The Hermann Oberth Space Museum is the oldest dedicated space museum in Western/Central Europe. Already in 1971 - only two years after the first moon landing - it was founded by representatives of the then Hermann Oberth Society in order to permanently honor the life’s work of the “father of space travel” in the authentic place.
Today, the Hermann Oberth Space Museum is the museum and archive for space history in Germany. Based on Hermann Oberth’s groundbreaking achievements, a unique focus is set on the early history of rocketry and spaceflight in the first half of the 20th century. This “early” space history ranges from the initial theoretical considerations of how spaceflight can be achieved to the first practical steps into space at the end of the 1950s.

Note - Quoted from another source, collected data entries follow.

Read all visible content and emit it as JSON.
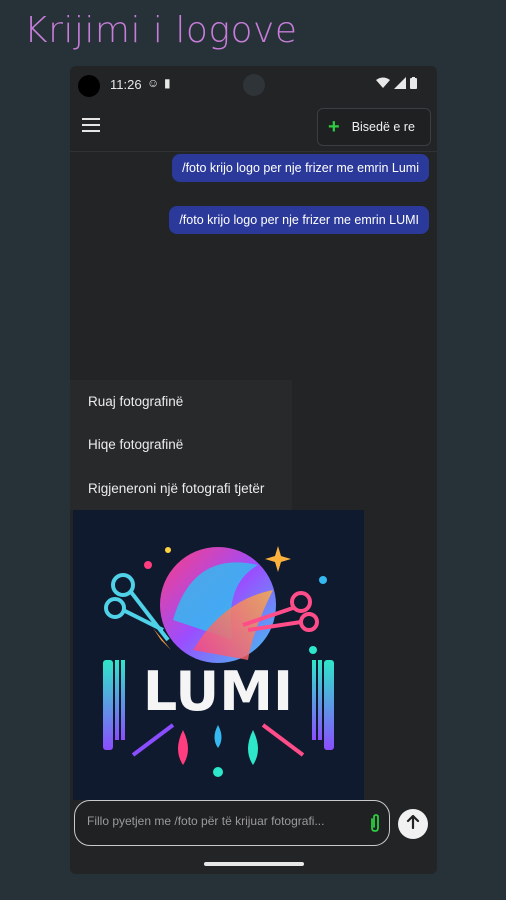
{
  "promo": {
    "title": "Krijimi i logove"
  },
  "statusbar": {
    "time": "11:26"
  },
  "appbar": {
    "new_chat_label": "Bisedë e re"
  },
  "messages": [
    {
      "text": "/foto krijo logo per nje frizer me emrin Lumi"
    },
    {
      "text": "/foto krijo logo per nje frizer me emrin LUMI"
    }
  ],
  "context_menu": {
    "items": [
      {
        "label": "Ruaj fotografinë"
      },
      {
        "label": "Hiqe fotografinë"
      },
      {
        "label": "Rigjeneroni një fotografi tjetër"
      }
    ]
  },
  "generated_image": {
    "logo_text": "LUMI"
  },
  "composer": {
    "placeholder": "Fillo pyetjen me /foto për të krijuar fotografi..."
  },
  "icons": {
    "menu": "hamburger-menu-icon",
    "new_chat": "plus-icon",
    "attach": "paperclip-icon",
    "send": "arrow-up-icon"
  },
  "colors": {
    "accent_green": "#2ecc40",
    "bubble": "#2b3a9a",
    "title": "#c77dd9"
  }
}
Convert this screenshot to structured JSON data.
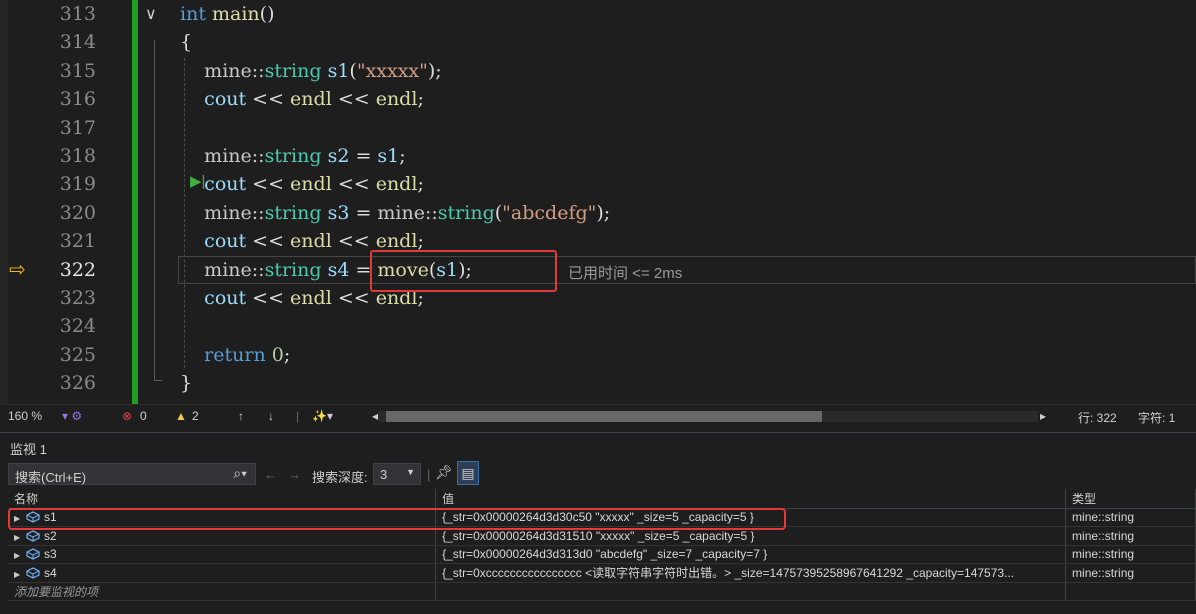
{
  "editor": {
    "lines": [
      {
        "num": "313",
        "code": [
          [
            "kw",
            "int"
          ],
          [
            "txt",
            " "
          ],
          [
            "fn",
            "main"
          ],
          [
            "txt",
            "()"
          ]
        ]
      },
      {
        "num": "314",
        "code": [
          [
            "txt",
            "{"
          ]
        ]
      },
      {
        "num": "315",
        "code": [
          [
            "txt",
            "    "
          ],
          [
            "ns",
            "mine::"
          ],
          [
            "tp",
            "string"
          ],
          [
            "txt",
            " "
          ],
          [
            "vr",
            "s1"
          ],
          [
            "txt",
            "("
          ],
          [
            "str",
            "\"xxxxx\""
          ],
          [
            "txt",
            ");"
          ]
        ]
      },
      {
        "num": "316",
        "code": [
          [
            "txt",
            "    "
          ],
          [
            "vr",
            "cout"
          ],
          [
            "txt",
            " << "
          ],
          [
            "fn",
            "endl"
          ],
          [
            "txt",
            " << "
          ],
          [
            "fn",
            "endl"
          ],
          [
            "txt",
            ";"
          ]
        ]
      },
      {
        "num": "317",
        "code": []
      },
      {
        "num": "318",
        "code": [
          [
            "txt",
            "    "
          ],
          [
            "ns",
            "mine::"
          ],
          [
            "tp",
            "string"
          ],
          [
            "txt",
            " "
          ],
          [
            "vr",
            "s2"
          ],
          [
            "txt",
            " = "
          ],
          [
            "vr",
            "s1"
          ],
          [
            "txt",
            ";"
          ]
        ]
      },
      {
        "num": "319",
        "code": [
          [
            "txt",
            "    "
          ],
          [
            "vr",
            "cout"
          ],
          [
            "txt",
            " << "
          ],
          [
            "fn",
            "endl"
          ],
          [
            "txt",
            " << "
          ],
          [
            "fn",
            "endl"
          ],
          [
            "txt",
            ";"
          ]
        ]
      },
      {
        "num": "320",
        "code": [
          [
            "txt",
            "    "
          ],
          [
            "ns",
            "mine::"
          ],
          [
            "tp",
            "string"
          ],
          [
            "txt",
            " "
          ],
          [
            "vr",
            "s3"
          ],
          [
            "txt",
            " = "
          ],
          [
            "ns",
            "mine::"
          ],
          [
            "tp",
            "string"
          ],
          [
            "txt",
            "("
          ],
          [
            "str",
            "\"abcdefg\""
          ],
          [
            "txt",
            ");"
          ]
        ]
      },
      {
        "num": "321",
        "code": [
          [
            "txt",
            "    "
          ],
          [
            "vr",
            "cout"
          ],
          [
            "txt",
            " << "
          ],
          [
            "fn",
            "endl"
          ],
          [
            "txt",
            " << "
          ],
          [
            "fn",
            "endl"
          ],
          [
            "txt",
            ";"
          ]
        ]
      },
      {
        "num": "322",
        "code": [
          [
            "txt",
            "    "
          ],
          [
            "ns",
            "mine::"
          ],
          [
            "tp",
            "string"
          ],
          [
            "txt",
            " "
          ],
          [
            "vr",
            "s4"
          ],
          [
            "txt",
            " = "
          ],
          [
            "fn",
            "move"
          ],
          [
            "txt",
            "("
          ],
          [
            "vr",
            "s1"
          ],
          [
            "txt",
            ");"
          ]
        ]
      },
      {
        "num": "323",
        "code": [
          [
            "txt",
            "    "
          ],
          [
            "vr",
            "cout"
          ],
          [
            "txt",
            " << "
          ],
          [
            "fn",
            "endl"
          ],
          [
            "txt",
            " << "
          ],
          [
            "fn",
            "endl"
          ],
          [
            "txt",
            ";"
          ]
        ]
      },
      {
        "num": "324",
        "code": []
      },
      {
        "num": "325",
        "code": [
          [
            "txt",
            "    "
          ],
          [
            "kw",
            "return"
          ],
          [
            "txt",
            " "
          ],
          [
            "num",
            "0"
          ],
          [
            "txt",
            ";"
          ]
        ]
      },
      {
        "num": "326",
        "code": [
          [
            "txt",
            "}"
          ]
        ]
      }
    ],
    "current_line": "322",
    "perf_tip": "已用时间 <= 2ms"
  },
  "status": {
    "zoom": "160 %",
    "errors": "0",
    "warnings": "2",
    "line": "行: 322",
    "col": "字符: 1"
  },
  "watch": {
    "title": "监视 1",
    "search_placeholder": "搜索(Ctrl+E)",
    "search_depth_label": "搜索深度:",
    "search_depth_value": "3",
    "columns": {
      "name": "名称",
      "value": "值",
      "type": "类型"
    },
    "rows": [
      {
        "name": "s1",
        "value": "{_str=0x00000264d3d30c50 \"xxxxx\" _size=5 _capacity=5 }",
        "type": "mine::string"
      },
      {
        "name": "s2",
        "value": "{_str=0x00000264d3d31510 \"xxxxx\" _size=5 _capacity=5 }",
        "type": "mine::string"
      },
      {
        "name": "s3",
        "value": "{_str=0x00000264d3d313d0 \"abcdefg\" _size=7 _capacity=7 }",
        "type": "mine::string"
      },
      {
        "name": "s4",
        "value": "{_str=0xcccccccccccccccc <读取字符串字符时出错。> _size=14757395258967641292 _capacity=147573...",
        "type": "mine::string"
      }
    ],
    "add_item": "添加要监视的项"
  },
  "colors": {
    "accent_red": "#e23a3a",
    "change_bar": "#1f9d1f",
    "exec_arrow": "#f5b80c"
  }
}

The permanent exhibition in the gatekeeper’s house of the Pfinzingschloss in Feucht, redesigned from 2012 to 2014, sheds light on the development of space travel from Jules Verne’s fictions to theory formation by Hermann Oberth and others, to technical realization since the development of the first liquid rockets in the 1920s. The exhibition spans the entire history of space travel in the 20th Century.
With the help of many original documents and exhibits, models and media, which come from Hermann Oberth’s estate, as well as from space institutions and private collections, the exciting, but now widely unknown early phase of space travel comes to life.